The lawyer reassured the court that if released to a loft apartment in Chicago, where his girlfriend, Joycelyn Savage, lives, Kelly would not be a flight risk because he would be subjected to round-the-clock GPS monitoring and surveillance.

The judge, however, didn’t buy Kelly’s lawyer argument that he wasn’t a flight risk, as he is facing serious charges, including, tampering with witnesses.

There were 23 inmates who tested positive at the jail as of Monday, the Chicago Tribune reports. The facility houses around 700 inmates.

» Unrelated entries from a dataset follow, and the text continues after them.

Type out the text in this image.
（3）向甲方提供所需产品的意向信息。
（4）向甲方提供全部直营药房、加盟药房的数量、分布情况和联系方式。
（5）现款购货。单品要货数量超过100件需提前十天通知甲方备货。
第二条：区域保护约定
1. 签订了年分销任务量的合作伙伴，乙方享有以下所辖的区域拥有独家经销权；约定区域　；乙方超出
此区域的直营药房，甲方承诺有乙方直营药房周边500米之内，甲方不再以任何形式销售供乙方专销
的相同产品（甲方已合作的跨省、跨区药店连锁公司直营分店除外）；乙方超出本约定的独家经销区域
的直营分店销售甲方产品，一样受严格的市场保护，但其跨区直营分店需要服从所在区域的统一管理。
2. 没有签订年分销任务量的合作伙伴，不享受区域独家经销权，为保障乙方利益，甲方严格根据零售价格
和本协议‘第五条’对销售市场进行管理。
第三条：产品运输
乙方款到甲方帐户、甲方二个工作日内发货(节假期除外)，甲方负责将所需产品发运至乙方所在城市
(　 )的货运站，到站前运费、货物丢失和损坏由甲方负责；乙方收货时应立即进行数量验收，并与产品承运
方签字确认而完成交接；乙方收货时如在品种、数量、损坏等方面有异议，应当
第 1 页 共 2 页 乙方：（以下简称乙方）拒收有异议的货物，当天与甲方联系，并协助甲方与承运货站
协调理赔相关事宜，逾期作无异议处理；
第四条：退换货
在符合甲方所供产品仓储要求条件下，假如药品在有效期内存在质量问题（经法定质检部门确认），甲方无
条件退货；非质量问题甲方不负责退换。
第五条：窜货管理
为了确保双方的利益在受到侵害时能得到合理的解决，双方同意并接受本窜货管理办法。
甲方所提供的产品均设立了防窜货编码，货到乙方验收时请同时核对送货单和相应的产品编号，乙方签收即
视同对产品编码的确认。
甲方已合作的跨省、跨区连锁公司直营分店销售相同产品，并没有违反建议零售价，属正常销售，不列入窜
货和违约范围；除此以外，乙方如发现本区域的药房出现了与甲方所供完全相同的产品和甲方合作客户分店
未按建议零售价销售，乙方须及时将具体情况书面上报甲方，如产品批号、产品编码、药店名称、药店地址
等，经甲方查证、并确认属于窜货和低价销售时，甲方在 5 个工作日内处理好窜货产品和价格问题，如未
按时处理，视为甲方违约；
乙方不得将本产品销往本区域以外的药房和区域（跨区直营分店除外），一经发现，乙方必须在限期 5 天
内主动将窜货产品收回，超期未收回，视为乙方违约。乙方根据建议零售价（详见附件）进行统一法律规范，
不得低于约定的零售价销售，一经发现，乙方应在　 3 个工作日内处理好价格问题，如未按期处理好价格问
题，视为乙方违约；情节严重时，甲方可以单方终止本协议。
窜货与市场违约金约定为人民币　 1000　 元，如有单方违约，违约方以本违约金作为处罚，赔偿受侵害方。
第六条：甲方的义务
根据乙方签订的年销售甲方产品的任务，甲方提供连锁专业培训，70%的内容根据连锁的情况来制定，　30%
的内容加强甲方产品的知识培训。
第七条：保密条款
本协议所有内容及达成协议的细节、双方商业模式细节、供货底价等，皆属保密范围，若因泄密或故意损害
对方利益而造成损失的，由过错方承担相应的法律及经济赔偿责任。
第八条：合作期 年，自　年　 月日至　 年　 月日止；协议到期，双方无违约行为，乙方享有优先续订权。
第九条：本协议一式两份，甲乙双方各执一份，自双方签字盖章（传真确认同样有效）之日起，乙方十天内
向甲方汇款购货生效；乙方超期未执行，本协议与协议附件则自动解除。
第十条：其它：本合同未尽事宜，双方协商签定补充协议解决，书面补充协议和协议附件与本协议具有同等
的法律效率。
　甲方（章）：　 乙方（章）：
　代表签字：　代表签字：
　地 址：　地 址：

The R&B singer has been held at the jail awaiting trial since last July. The 53-year-old faces several dozen counts of state and federal sexual misconduct charges in Illinois, Minnesota, and New York, from sexual assault to heading a racketeering scheme aimed at supplying him with girls.

Kelly has pleaded not guilty to all counts.

Judge Donnelly denied Kelly’s first motion for release last Tuesday, ruling that the disgraced R&B singer was deemed a flight risk.

She noted in her decision that at the time, the MCC had no confirmed cases of COVID-19 at the jail, hence, the second appeal.